過去に回帰するには、原料を見直すことも必要だ。

「大麦は有機栽培のプルーミッジアーチャー種を使用して、ウィルトシャーのウォーミンスター・モルティングズ社にフロアモルティングで製麦してもらいます。個人的に思うのは、ウイスキーの生産でもっとも重要な2項目が大麦と酵母。プルーミッジアーチャー種はビール醸造化に人気の品種で、ミネラル感と酸味が特徵です。タンパク質の含有量も高いので、フレーバーづくりの幅が広げられますが、アルコール収率が低いのでコストは余計にかかります」

フィリップによると、基本的には1950~60年代の大麦品種を使用して、1950年代〜60年代の収率で生産している。セミラウター式の糖化槽が3槽あり、糖化1回分に使用する大麦原料は325kgだ。そして酵母の選択もユニークである。

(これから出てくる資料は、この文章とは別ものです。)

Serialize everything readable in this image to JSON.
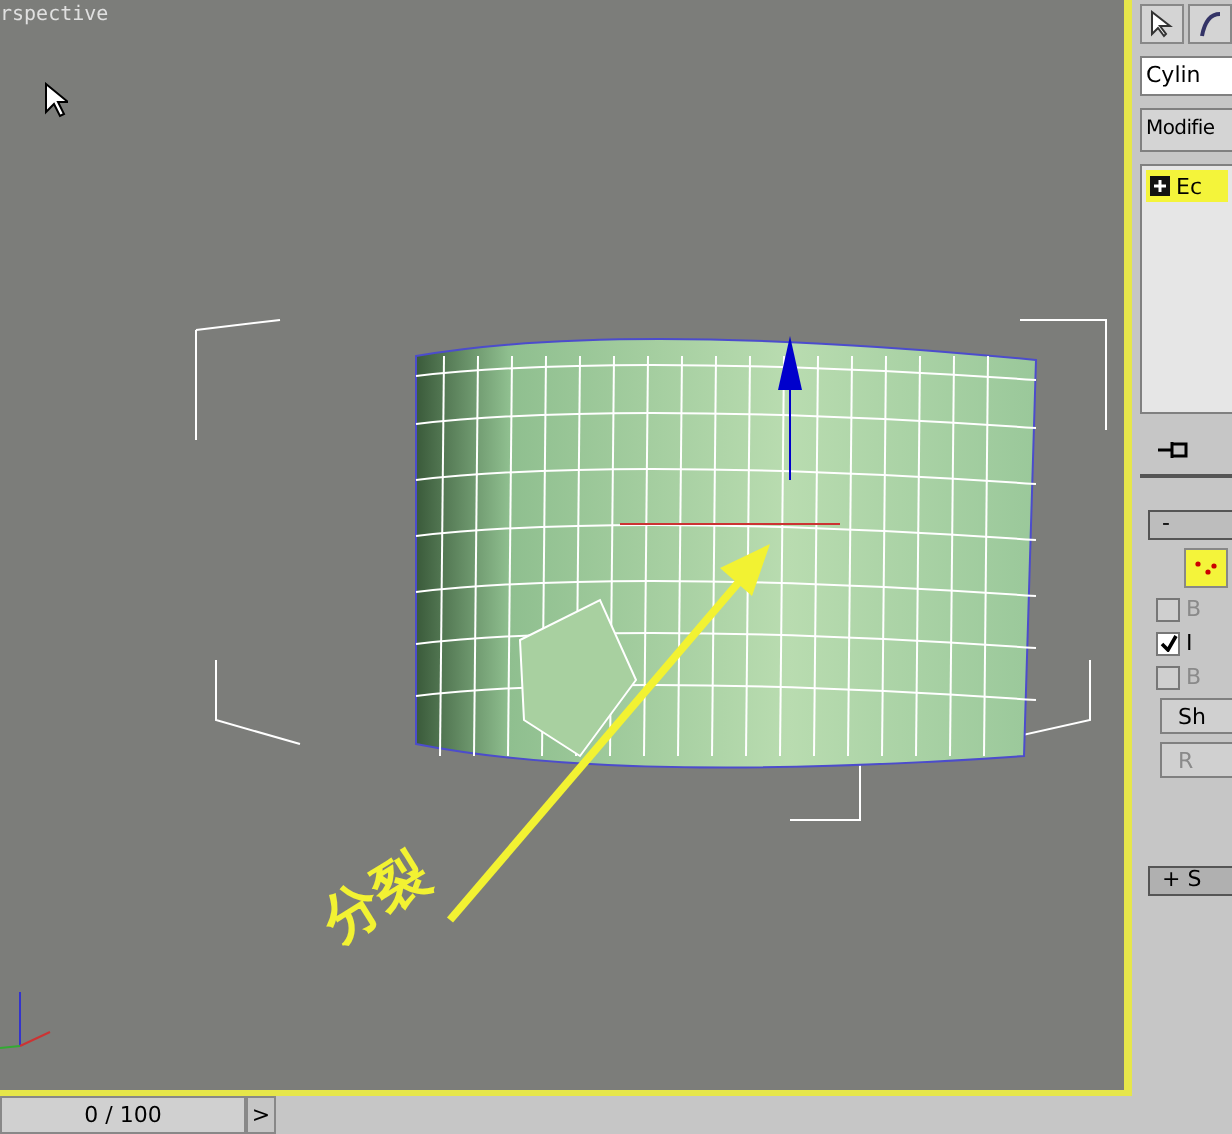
{
  "viewport": {
    "label": "rspective",
    "annotation": "分裂"
  },
  "command_panel": {
    "object_name": "Cylin",
    "modifier_list": "Modifie",
    "stack": [
      {
        "label": "Ec",
        "selected": true
      }
    ],
    "rollout": {
      "toggle": "-",
      "expanded": true,
      "options": [
        {
          "kind": "checkbox",
          "label": "B",
          "checked": false,
          "disabled": true
        },
        {
          "kind": "checkbox",
          "label": "I",
          "checked": true,
          "disabled": false
        },
        {
          "kind": "checkbox",
          "label": "B",
          "checked": false,
          "disabled": true
        },
        {
          "kind": "button",
          "label": "Sh",
          "disabled": false
        },
        {
          "kind": "button",
          "label": "R",
          "disabled": true
        }
      ]
    },
    "collapsed_rollout": {
      "toggle": "+",
      "label": "S",
      "expanded": false
    }
  },
  "time_slider": {
    "frame": "0 / 100",
    "next": ">"
  }
}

「酵母を選ぶとき、ほとんどの人はフレーバーとアルコール収率の両方を重視します。でも僕たちにとって、収率はそんなに重要じゃない。とにかくフレーバーが命なのです。何十種類ものビール酵母を試して、それぞれどんな風味構成になるのか検証しました。この実験は、クラウドファンディングに参加してくれた皆さんの樽でもおこなっています。古いスコッチエールに使用されていたビール酵母などもあって種類は豊富です。酵母はすべてここで培養されています」

ヨーロピアンオーク材の発酵槽(容量各1,200L)は全部で6槽あるが、建物がこぢんまりとしているため4槽が2階に置かれている(2槽が1階)。最近のクラフト蒸溜所では長めの発酵時間が人気ではあるのだが、トンプソン兄弟の場合は規格外だ。ドーノック蒸溜所の発酵時間は7日〜10日。「ここまで長時間の発酵をすれば満足できる収率になるし、フレーバーにも優れた影響が現れるんです」とフィリップ・トンプソンが請け合う。

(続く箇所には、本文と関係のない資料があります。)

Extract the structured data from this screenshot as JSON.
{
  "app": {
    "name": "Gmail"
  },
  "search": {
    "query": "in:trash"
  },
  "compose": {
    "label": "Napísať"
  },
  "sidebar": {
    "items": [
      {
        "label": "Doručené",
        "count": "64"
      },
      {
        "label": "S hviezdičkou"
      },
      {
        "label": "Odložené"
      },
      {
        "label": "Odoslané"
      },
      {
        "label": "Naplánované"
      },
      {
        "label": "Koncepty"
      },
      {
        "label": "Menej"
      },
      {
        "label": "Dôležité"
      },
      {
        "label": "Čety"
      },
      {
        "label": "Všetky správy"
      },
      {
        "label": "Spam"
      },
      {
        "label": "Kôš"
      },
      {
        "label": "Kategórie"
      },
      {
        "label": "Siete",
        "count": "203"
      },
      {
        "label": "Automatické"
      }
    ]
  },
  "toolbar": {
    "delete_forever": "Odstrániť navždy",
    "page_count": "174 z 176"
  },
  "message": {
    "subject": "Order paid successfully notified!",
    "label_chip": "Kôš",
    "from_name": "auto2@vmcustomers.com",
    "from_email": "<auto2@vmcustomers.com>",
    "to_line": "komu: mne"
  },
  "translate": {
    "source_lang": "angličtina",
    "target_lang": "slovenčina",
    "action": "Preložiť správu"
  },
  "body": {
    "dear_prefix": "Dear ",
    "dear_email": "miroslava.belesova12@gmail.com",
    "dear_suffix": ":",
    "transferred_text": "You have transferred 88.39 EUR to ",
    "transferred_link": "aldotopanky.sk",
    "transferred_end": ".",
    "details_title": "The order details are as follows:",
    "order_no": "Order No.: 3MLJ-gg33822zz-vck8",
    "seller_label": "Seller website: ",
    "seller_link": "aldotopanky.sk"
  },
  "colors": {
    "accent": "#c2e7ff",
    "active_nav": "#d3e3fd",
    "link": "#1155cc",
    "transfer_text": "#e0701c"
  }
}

ドーノック蒸溜所を運営するサイモン・トンプソン(左)とフィリップ・トンプソン(右)の兄弟。まさにクラフトと呼ぶに相応しいウイスキーづくりを実践している。

蒸溜設備としては、まずホーガ社のアランビック蒸溜器が2基あるが、そのうち1基は再溜釜として使用されている。ガスの炎による直火式だ。残りの1基はまだ使用されていない。フィリップ・トンプソンが説明する。

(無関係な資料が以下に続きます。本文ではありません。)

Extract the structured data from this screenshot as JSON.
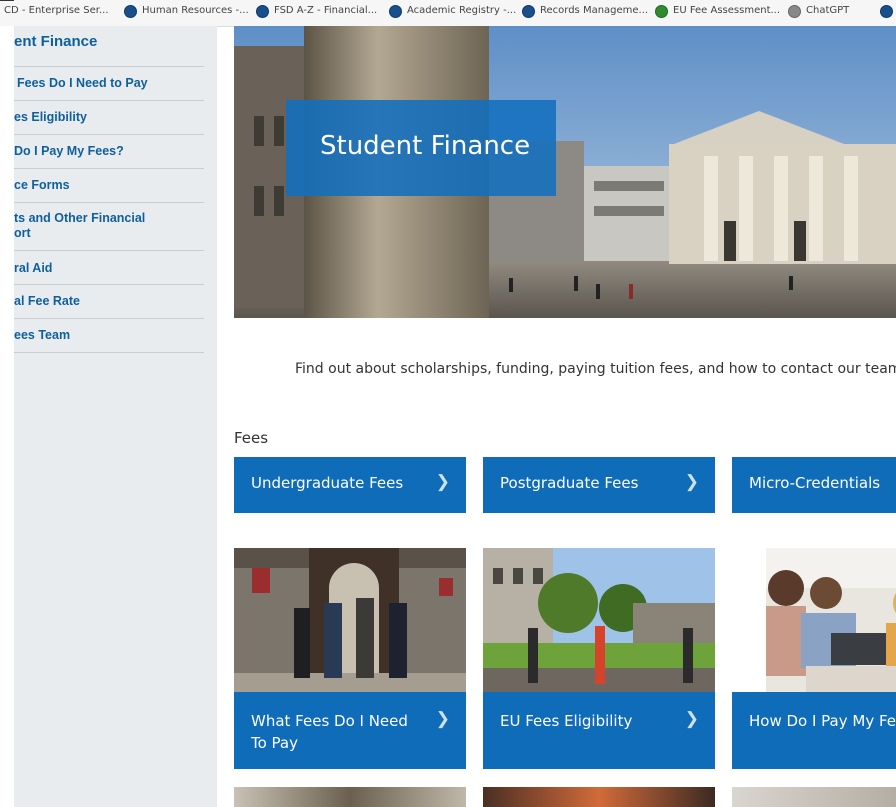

「ここにはiStill(オランダのハイブリッド型蒸溜器)があるので、1台をホットリカータンクに使用しています。2台目のiStillにはコラムヘッドが付いていて、『トンプソンブラザーズ オーガニック ハイランドジン』の蒸溜とモルトウイスキーの初溜に使っています。直火式のアランビックだと1,000Lのウォッシュを熱するのに時間がかかるので、現在初溜には速く蒸溜できるiStillを使っているんです」

伝統回帰を標榜する蒸溜所では、カットポイントも機械的ではないようだ。

「すべてのカットポイントを嗅覚と味覚で判断しています。事前に決められた数字ではなく、それぞれのバッチがどのような状態になるのかを官能的に評価してカットを決めます。目指しているのは、ヘビーでオイリーな古いハイランドのスタイル。オイリーで蝋っぽさもある1970年代のブローラから、ピートを除いたような味わいのイメージです」

ドーノック蒸溜所の年間生産量は、現在約20万Lである。